Yorkville America framed the withdrawal as a strategic pivot moderately than a retreat from ETFs. In a Could 19 press launch, the agency mentioned it had “proactively withdrawn its registration statements filed underneath the Securities Act of 1933” for sure deliberate ETF methods and would as an alternative focus product improvement underneath the ’40 Act framework.
“After cautious analysis, the ’40 Act construction permits us to carry extra differentiated funding methods to our buyers that aren’t doable underneath the ’33 Act framework,” Yorkville America President Steve Neamtz mentioned. “Our focus has at all times been on delivering the precise methods by the precise constructions. This can be a forward-looking choice that displays our dedication to delivering the very best funding merchandise to our rising base of America First buyers. Yorkville America isn’t stepping again – we’re stepping ahead with a stronger product platform.”
Bloomberg ETF analyst James Seyffart was unconvinced by that rationalization. Sharing a screenshot of the withdrawal on X, he wrote that the reasoning “doesn’t make a ton of sense,” noting that the distinction between a ’33 Act exchange-traded product and a ’40 Act ETF was already properly understood available in the market. Seyffart mentioned he suspected the choice had extra to do with the “aggressive panorama for spot bitcoin ETFs,” particularly with Morgan Stanley’s MSBT getting into at 14 foundation factors.
He added: “They do appear to planning to launch extra versatile crypto associated ETF methods within the 40 act wrapper which is sensible. I imply do we actually want a 14th spot bitcoin ETF? However one thing that may be extra differentiated is sensible.”

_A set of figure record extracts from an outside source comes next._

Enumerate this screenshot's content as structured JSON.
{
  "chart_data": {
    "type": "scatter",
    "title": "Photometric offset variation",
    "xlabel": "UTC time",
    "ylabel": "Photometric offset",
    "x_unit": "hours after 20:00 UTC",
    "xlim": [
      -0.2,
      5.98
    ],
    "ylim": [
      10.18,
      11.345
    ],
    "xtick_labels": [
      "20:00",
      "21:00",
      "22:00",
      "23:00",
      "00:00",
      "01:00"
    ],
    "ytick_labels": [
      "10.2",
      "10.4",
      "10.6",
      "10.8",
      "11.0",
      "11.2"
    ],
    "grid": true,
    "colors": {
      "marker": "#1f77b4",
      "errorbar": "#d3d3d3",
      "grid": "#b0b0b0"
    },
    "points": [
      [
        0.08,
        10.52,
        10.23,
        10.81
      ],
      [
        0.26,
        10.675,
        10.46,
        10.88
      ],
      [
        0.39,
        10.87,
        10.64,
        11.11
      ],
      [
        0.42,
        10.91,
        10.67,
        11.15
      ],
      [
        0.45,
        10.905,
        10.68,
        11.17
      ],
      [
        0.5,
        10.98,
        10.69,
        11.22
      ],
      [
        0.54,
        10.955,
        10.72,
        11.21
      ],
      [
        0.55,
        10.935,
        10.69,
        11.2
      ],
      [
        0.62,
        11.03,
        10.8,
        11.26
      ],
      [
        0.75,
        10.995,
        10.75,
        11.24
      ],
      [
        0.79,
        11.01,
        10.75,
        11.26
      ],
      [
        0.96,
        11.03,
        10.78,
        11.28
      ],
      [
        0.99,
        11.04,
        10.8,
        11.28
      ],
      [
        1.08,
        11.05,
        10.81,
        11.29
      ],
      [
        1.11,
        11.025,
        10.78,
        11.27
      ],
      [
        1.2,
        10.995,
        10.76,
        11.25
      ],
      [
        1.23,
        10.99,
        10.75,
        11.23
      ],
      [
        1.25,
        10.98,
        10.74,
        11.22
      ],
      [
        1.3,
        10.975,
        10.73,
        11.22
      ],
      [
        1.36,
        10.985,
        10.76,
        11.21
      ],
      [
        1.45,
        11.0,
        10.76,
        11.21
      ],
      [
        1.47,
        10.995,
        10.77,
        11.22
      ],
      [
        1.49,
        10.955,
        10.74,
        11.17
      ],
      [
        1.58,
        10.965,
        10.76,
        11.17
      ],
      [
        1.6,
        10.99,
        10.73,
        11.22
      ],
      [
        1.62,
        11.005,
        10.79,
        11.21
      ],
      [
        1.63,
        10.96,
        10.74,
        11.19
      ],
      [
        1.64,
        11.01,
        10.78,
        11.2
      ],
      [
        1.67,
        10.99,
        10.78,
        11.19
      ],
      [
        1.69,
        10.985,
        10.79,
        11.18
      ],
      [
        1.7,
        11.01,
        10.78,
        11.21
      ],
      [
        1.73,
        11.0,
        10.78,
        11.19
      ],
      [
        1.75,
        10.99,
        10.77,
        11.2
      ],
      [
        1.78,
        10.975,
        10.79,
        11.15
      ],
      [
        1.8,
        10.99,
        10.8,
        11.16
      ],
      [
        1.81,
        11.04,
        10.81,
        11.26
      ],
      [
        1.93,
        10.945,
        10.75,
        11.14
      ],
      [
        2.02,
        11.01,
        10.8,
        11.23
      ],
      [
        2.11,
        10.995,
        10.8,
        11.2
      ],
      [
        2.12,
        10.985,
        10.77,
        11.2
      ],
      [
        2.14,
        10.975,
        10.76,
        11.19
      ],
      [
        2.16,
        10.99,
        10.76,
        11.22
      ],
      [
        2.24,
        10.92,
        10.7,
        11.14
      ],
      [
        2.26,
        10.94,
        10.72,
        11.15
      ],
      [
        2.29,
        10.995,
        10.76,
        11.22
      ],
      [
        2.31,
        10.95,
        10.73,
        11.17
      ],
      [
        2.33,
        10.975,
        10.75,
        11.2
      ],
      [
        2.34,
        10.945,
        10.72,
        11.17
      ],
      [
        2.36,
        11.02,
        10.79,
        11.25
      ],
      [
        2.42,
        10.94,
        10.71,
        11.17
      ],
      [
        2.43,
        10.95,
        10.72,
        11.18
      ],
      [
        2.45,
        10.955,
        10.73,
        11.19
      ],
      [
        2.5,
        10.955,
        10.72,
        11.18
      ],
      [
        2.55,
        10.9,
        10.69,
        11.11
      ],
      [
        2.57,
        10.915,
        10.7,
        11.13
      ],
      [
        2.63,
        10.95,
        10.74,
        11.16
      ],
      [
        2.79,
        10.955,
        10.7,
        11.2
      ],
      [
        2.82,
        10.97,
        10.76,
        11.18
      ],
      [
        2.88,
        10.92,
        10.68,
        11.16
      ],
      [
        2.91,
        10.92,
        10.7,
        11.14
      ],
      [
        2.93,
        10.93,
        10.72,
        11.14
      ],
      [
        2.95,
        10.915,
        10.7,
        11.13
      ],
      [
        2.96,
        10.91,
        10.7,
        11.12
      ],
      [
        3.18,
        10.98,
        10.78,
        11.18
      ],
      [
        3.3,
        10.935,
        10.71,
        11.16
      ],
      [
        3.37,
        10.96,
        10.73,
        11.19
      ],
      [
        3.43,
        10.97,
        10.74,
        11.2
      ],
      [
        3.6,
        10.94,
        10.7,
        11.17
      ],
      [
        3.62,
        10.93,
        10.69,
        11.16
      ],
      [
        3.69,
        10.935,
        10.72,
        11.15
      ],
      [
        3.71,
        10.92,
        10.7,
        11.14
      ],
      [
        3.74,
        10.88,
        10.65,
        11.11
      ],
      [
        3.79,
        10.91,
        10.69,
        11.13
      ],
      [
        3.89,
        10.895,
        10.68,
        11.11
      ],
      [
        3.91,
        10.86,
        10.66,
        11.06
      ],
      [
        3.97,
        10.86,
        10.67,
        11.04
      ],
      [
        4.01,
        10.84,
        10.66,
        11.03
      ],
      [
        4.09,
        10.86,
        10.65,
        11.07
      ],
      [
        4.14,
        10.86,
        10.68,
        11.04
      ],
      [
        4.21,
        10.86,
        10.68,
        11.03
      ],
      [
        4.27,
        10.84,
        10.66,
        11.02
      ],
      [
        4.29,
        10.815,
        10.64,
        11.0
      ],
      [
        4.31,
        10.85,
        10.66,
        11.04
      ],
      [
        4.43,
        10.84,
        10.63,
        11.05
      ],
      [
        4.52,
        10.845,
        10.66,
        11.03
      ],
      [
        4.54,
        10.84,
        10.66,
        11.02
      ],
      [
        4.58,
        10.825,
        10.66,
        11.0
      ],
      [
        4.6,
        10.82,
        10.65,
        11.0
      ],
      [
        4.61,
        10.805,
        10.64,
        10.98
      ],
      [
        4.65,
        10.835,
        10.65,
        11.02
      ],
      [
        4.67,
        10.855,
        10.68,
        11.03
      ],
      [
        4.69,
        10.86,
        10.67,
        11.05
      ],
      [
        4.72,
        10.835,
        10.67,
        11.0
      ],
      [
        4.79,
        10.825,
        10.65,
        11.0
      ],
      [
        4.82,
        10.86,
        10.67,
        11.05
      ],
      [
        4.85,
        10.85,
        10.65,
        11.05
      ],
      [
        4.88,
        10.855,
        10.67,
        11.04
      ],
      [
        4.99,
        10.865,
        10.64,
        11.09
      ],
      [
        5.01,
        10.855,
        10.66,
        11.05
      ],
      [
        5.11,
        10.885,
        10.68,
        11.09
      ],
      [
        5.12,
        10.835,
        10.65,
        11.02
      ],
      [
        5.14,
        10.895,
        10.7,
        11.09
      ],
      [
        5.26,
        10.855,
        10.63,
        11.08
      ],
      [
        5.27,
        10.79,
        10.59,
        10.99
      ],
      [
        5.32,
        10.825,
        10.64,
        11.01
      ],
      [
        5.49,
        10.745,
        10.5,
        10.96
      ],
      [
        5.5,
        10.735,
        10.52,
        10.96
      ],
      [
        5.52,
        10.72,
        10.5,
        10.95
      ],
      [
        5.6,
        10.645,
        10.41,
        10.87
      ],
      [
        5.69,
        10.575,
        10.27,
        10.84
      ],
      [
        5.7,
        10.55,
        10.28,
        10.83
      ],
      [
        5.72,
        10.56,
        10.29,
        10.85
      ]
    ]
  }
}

Bloomberg ETF analyst Eric Balchunas agreed through X: “My guess: Yorkville man informed Reality ppl after MSBT that they both gotta are available in under 14bp price otherwise you may as properly overlook it, bc nobody will purchase it, and it may very well be embarrassing. They aren’t used to Terrordome life so prob mentioned “no means are we charging so little”
May very well be unsuitable however that’s my idea for now.”
That price strain is materials. Morgan Stanley’s proposed spot Bitcoin fund was priced at 14 foundation factors, under merchandise charging nearer to fifteen to 25 foundation factors, together with BlackRock’s iShares Bitcoin Belief at 25 foundation factors.
At press time, BTC traded at $77,274.